Por en agosto 13, 2013

Por Gabriel Bustamante Peña

En 1998 la Corte Constitucional, por medio de la sentencia T-153, declaró el estado de cosas inconstitucional, respecto a la situación de las cárceles en Colombia, debido especialmente a las condiciones inhumanas de hacinamiento y las situaciones de violencia, corrupción y violación de los más esenciales derechos de los reclusos y sus familias.

PUBLICIDAD

Hoy, 15 años después, la solución de nuevos cupos, que consistió esencialmente en construir más cárceles, como las de Popayán, Acacías, Valledupar, o Combita, resultó insuficiente, y nos enfrentamos nuevamente al desborde de la capacidad de estos centros de reclusión, el mantenimiento de las violaciones de los derechos de los reclusos, y la incapacidad del Estado colombiano de construir una política penitenciaria moderna y acorde a nuestra realidad.
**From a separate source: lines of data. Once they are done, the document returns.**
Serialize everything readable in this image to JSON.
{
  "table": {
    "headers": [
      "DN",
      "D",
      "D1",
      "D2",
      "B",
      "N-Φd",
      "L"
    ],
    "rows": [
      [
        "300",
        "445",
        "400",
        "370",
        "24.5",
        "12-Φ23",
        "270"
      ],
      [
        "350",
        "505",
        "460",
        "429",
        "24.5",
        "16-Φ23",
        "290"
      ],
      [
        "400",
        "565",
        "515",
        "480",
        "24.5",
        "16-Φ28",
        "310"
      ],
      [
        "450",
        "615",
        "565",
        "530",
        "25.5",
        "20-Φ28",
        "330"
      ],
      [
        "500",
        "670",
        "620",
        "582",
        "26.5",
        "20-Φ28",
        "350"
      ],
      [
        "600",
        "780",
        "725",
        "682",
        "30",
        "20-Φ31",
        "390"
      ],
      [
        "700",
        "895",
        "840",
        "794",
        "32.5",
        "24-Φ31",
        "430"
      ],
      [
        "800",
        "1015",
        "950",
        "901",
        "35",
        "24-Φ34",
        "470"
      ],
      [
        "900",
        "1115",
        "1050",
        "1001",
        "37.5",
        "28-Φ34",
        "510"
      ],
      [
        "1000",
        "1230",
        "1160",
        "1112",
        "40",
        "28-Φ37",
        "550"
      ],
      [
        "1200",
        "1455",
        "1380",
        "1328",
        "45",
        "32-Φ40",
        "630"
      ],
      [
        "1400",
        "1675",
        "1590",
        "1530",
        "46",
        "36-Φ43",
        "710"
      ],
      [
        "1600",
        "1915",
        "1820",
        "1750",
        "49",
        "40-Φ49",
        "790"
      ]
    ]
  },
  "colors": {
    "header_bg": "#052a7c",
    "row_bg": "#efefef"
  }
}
Política que debe dialogar, no solo con el sistema de justicia (que es otro desastre), sino con el sistema educativo y cultural, que ha demostrado su incapacidad de contener las tendencias al delito, que no son explicables solamente por cuestiones de pobreza y exclusión social.
Sumado a lo anterior, subsisten problemas, como que gran cantidad de los que están en las cárceles son sindicados (no condenados), y eso es culpa de los jueces y fiscales que no actúan a tiempo. Por otro lado, los presos pobres quedan en manos de los abogados de oficio, que por lo general hacen su trabajo de mala manera.
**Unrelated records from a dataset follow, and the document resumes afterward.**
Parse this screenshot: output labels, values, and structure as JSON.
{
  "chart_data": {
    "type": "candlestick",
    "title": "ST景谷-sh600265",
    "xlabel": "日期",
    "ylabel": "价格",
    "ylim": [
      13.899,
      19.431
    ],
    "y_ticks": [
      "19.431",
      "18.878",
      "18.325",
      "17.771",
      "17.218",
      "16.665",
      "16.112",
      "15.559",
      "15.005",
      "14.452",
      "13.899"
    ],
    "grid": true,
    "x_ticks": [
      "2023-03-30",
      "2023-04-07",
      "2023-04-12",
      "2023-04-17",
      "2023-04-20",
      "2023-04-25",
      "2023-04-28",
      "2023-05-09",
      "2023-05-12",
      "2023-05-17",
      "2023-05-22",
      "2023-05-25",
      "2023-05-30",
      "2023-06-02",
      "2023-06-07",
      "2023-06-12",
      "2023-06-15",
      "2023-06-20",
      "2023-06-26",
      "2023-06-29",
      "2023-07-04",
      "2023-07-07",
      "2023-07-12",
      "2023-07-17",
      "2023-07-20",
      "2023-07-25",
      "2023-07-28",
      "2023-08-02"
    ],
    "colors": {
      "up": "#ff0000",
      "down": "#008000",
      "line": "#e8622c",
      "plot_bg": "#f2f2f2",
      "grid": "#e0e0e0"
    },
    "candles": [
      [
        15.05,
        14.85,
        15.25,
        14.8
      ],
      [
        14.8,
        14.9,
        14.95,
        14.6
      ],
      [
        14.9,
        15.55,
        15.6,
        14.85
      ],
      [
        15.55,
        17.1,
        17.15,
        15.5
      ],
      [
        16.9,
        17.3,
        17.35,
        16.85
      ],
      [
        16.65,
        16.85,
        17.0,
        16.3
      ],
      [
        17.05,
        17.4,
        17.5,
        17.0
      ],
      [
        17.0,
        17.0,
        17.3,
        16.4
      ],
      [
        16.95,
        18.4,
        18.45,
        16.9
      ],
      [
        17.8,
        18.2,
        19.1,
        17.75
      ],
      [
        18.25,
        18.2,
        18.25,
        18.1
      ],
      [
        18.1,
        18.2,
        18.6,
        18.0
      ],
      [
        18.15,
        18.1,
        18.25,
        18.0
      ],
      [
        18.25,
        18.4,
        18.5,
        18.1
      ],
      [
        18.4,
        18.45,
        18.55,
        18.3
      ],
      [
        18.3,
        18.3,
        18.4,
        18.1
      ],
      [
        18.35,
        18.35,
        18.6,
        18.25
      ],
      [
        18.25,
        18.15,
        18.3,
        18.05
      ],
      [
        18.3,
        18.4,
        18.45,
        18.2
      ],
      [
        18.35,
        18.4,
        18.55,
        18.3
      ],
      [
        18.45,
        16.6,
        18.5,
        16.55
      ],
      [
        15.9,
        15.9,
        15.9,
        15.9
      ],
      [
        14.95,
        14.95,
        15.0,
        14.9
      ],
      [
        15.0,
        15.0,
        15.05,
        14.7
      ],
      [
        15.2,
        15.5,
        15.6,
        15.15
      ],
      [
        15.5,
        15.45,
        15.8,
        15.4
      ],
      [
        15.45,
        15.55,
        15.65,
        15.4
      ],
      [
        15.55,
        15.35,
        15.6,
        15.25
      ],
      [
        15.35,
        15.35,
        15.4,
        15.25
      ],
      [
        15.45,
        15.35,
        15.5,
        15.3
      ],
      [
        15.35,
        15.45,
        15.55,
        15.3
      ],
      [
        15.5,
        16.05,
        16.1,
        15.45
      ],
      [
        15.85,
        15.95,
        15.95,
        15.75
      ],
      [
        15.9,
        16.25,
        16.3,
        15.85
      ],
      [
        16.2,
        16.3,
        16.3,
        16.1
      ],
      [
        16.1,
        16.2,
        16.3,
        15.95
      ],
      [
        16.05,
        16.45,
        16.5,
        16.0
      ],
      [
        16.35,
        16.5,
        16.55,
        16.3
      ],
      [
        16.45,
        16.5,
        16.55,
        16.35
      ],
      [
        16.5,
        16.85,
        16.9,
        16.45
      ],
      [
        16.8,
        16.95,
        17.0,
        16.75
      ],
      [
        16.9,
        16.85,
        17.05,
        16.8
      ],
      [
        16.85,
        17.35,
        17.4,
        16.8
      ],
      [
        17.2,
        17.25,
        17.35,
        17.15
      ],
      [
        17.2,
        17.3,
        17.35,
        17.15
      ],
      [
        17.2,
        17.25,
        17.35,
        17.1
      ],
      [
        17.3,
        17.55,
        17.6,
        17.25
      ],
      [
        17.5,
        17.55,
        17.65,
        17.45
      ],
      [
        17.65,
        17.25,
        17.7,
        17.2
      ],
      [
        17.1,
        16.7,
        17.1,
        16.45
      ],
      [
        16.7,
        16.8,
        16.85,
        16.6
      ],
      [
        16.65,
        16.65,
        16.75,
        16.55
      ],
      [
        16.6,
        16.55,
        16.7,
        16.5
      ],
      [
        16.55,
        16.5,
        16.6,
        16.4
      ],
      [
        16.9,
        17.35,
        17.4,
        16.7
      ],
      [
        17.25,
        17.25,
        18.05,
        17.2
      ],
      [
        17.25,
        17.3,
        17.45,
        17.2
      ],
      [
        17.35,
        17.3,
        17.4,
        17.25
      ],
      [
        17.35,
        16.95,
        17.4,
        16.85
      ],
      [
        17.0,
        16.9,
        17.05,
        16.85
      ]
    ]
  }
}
La otra cara de la monedad son los reclusos con privilegios, que gozan de celdas estrato seis, comidas especiales, visitas conyugales a cualquier hora del día, y continuos permisos de salida. Presos que tienen el dinero para comprar, no solo el confort de una celda amplia, cómoda y hasta lujosa, sino que, en muchos casos, tienen la guardia a su servicio, trabajando prácticamente para complacerlos.

Ahora, la función resocializadora, prácticamente inexistente, no debe ser una tarea solo del Inpec, debe ser un compromiso de toda la sociedad. La empresa privada y el Estado deben ayudar a convertir ese potencial humano encerrado en las cárceles, en un instrumento de trabajo y desarrollo, construyendo instalaciones carcelarias que tengan talleres de diversa índole y opciones de reconstrucción de vidas.

Pero si de reconstruir el sistema penitenciario se trata, lo primero que hay que desterrar es el fenómeno de la corrupción de las cárceles del país, que ha convertido en un lucrativo negocio la privación de la libertad de muchos, la angustia de sus familias y la burla de criminales de cuello blanco o grandes capos, al sistema de justicia.